March 18, 2010

Endangered Strangers: The Kagu

"Darlene. Darlene! Check this out. Darlene!"


"Check it out, I'm one of those alien guys from the end of The Dark Crystal! You know, when the two races of good and bad unite into one? You know, that cool end part with the special effects? Fer reals, right?! Darlene!"

"Oh give it a rest Frank."

"Come on Darlene, you gotta hand it to the guy. He does really look like me."

The Kagu (Rhynochetos jubatus) is a almost flightless bird that dwells only in the thick forests of the island of New Caledonia, a French territory that lies off the east coast of Australia. Because of its rarity and remote habitat, much is still an mystery about this enigmatic avian. Scientists are not even sure which major category of birds to place it with, and intense debate continues today...

The Kagu is the only living member of it's family Rhynochetidae, and possesses several other unusual traits, such as it's very visible light-gray coloration, which is unusual for a floor dwelling forest bird.

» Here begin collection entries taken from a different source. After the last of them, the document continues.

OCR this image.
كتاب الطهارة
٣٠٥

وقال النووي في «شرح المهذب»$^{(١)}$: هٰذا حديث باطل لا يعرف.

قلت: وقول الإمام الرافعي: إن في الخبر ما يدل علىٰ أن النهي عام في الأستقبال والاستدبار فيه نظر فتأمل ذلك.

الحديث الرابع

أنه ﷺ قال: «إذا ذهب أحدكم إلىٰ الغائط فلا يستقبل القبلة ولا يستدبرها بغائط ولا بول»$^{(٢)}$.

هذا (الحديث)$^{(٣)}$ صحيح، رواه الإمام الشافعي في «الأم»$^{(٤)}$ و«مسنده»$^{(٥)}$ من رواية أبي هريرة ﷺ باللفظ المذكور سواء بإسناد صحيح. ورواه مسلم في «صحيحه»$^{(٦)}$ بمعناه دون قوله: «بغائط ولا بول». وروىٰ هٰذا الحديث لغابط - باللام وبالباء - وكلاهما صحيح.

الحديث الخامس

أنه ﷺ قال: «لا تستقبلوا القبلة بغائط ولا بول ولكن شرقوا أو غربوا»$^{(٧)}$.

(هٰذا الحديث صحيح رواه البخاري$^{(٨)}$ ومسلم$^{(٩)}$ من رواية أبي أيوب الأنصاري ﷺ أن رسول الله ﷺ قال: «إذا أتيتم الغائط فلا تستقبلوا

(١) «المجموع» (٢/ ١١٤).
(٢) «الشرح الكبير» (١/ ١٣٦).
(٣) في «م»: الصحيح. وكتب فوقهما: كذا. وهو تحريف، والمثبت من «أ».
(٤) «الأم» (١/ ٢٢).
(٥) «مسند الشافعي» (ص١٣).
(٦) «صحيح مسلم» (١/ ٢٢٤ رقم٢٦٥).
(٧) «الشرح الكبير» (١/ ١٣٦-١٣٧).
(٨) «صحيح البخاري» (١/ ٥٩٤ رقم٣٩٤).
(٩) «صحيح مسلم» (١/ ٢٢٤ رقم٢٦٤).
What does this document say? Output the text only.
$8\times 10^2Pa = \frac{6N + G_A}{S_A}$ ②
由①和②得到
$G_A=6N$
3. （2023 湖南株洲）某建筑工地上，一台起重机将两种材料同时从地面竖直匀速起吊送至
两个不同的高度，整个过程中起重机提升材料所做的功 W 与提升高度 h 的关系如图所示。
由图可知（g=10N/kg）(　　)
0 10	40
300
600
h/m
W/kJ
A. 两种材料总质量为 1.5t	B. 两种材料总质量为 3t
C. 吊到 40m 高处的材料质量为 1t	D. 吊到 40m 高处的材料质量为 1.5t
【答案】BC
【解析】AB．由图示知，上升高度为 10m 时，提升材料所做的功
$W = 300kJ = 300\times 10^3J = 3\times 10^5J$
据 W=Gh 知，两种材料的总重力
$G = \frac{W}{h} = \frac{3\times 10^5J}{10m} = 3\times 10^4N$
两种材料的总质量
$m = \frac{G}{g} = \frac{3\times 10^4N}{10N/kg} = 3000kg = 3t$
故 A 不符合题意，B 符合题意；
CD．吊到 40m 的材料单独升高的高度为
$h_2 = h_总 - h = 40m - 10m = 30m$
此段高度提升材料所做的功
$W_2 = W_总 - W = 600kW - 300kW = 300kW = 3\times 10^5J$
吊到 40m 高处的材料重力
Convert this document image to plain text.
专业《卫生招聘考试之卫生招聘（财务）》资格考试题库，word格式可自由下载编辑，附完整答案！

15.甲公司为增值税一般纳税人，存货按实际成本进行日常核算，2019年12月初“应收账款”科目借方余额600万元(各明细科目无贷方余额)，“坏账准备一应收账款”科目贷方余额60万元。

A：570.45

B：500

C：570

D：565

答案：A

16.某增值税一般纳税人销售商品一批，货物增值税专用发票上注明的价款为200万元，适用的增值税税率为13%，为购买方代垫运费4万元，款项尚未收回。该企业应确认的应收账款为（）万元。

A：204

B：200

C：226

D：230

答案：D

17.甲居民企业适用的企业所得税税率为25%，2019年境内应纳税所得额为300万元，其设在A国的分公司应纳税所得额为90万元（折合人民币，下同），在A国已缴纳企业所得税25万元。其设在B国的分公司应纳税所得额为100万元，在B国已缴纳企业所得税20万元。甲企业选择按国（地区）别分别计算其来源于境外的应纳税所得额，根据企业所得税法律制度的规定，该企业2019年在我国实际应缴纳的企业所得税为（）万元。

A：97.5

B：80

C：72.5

It also has a feature, interestingly called 'nasal corns' possessed by no other bird (hence its scientific name: rhis = nose, chetos = corn), as well as having only 1/3 the red blood cells and 3 times the hemoglobin as other avians.

However, this rare bird may be threatened with extinction before we even understand its unusual features.

The Kagu builds a nest on the ground, in which it lays a single egg. Because of this, its eggs and nestlings are very vulnerable to introduced predators. New Caledonia had no mammals, save bats, before the arrival of human beings --- but since then, dogs, cats, rats and pigs have been brought to the island, all of which would happily snack on a lone egg or nestling. Initially subsistence hunting and capture for pets initiated the species' decline, but today, predation of eggs and young, as well as habitat loss due to the mining and forestry industries plays a larger part.

In recent years however, the situation has become more hopeful. The Kagu occupies a place of high regard on New Caledonia, being considered an emblem for the territory, with the bird's distinctive call even being played every night as the local TV station signs off. The Kagu is now the subject of highly dedicated conservation projects, as well as captive breeding, both of which are proving to be successful. If only we could tie more species' survival to the image of their respective host nations (see the recovery of the Bald Eagle), all endangered species might have a better chance!

So, at least for the strange and wonderful Kagu, for now, things are looking (crests) up!